Serait-on à la veille d'une révolution industrielle, -dont aucun signe n'apparait dans le mode de conduite des affaires à « l'algérienne, » -permettant d'espérer que ce déficit de la balance des payements pourrait voir sa solution dans une multiplication par 15 des exportations hors hydrocarbures pour les 4 années cruciales à venir ?

Pour l'instant on ne voit rien venir et on a même l'impression que nos privés algériens, profitant de l'évident vide politique et de la paralysie que connait le système de prise de décision au sommet, deviennent encore plus cupides, et voudraient élever d'un cran leur appétit, en jouant de leurs muscles politiques pour s'emparer d'une plus grande partie de la rente pétrolière et assurer leur main mise tant sur l'économie que sur le système de gouvernance du pays.

Vouloir dépasser cette phase en s'appuyant sur le secteur privé, et en comptant sur l'initiative et les forces du marché, c'est aller tout droit vers la même situation que celle qui a causé les évènements de 1988 et a jeté les fondements des évènements sanglants de la décennie noire, dont on continue à vivre, même marginalement, les effets.

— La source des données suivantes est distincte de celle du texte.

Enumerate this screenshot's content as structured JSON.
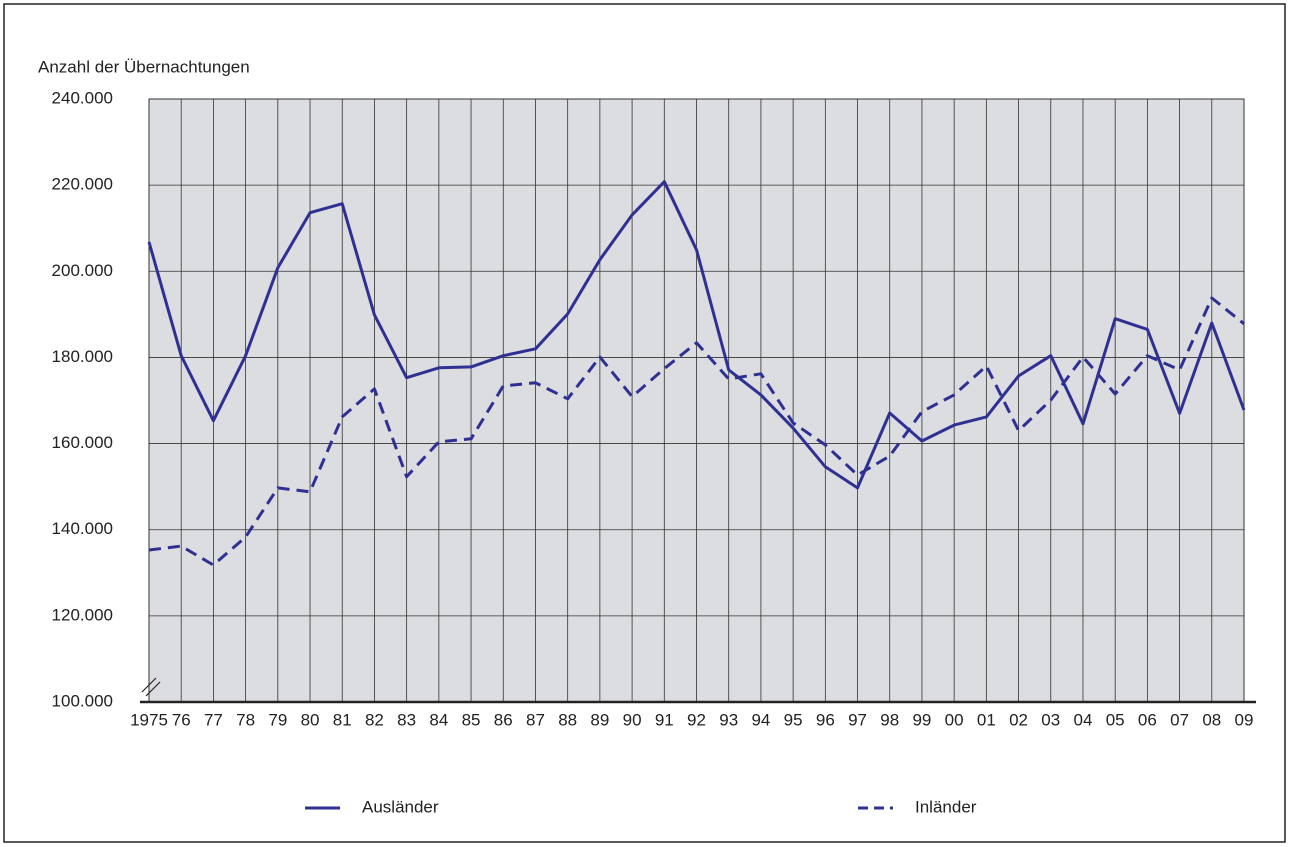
{
  "chart_data": {
    "type": "line",
    "y_label": "Anzahl der Übernachtungen",
    "categories": [
      "1975",
      "76",
      "77",
      "78",
      "79",
      "80",
      "81",
      "82",
      "83",
      "84",
      "85",
      "86",
      "87",
      "88",
      "89",
      "90",
      "91",
      "92",
      "93",
      "94",
      "95",
      "96",
      "97",
      "98",
      "99",
      "00",
      "01",
      "02",
      "03",
      "04",
      "05",
      "06",
      "07",
      "08",
      "09"
    ],
    "series": [
      {
        "name": "Ausländer",
        "color": "#2e3192",
        "dash": false,
        "values": [
          206800,
          180400,
          165300,
          180400,
          200800,
          213600,
          215700,
          189900,
          175300,
          177600,
          177800,
          180400,
          182000,
          190100,
          202700,
          213100,
          220800,
          205000,
          177100,
          171300,
          163600,
          154600,
          149700,
          167100,
          160600,
          164300,
          166200,
          175700,
          180400,
          164600,
          189000,
          186500,
          167000,
          188000,
          167800
        ]
      },
      {
        "name": "Inländer",
        "color": "#2e3192",
        "dash": true,
        "values": [
          135300,
          136200,
          131800,
          138300,
          149700,
          148800,
          166200,
          172700,
          152300,
          160400,
          161100,
          173400,
          174100,
          170400,
          180100,
          170900,
          177400,
          183400,
          175000,
          176200,
          164800,
          159700,
          152700,
          157100,
          167400,
          171300,
          178000,
          163000,
          170100,
          180100,
          171500,
          180400,
          177100,
          193800,
          187800
        ]
      }
    ],
    "ylim": [
      100000,
      240000
    ],
    "yticks": [
      {
        "value": 100000,
        "label": "100.000"
      },
      {
        "value": 120000,
        "label": "120.000"
      },
      {
        "value": 140000,
        "label": "140.000"
      },
      {
        "value": 160000,
        "label": "160.000"
      },
      {
        "value": 180000,
        "label": "180.000"
      },
      {
        "value": 200000,
        "label": "200.000"
      },
      {
        "value": 220000,
        "label": "220.000"
      },
      {
        "value": 240000,
        "label": "240.000"
      }
    ],
    "grid": true
  }
}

Ainsi, dans cette phase où des décisions urgentes sur le plan économique doivent être prises, avant l'échéance cruciale de 2020, qui viendra plus rapidement qu'on ne pense, on constate que la rhétorique de la classe politique au pouvoir n'a pas changé, et que l'on continue à suivre la méthode « Coué, » tout en prenant des mesures marginales et bien en deçà de celles dictées par la gravité de la situation économique et financière du pays.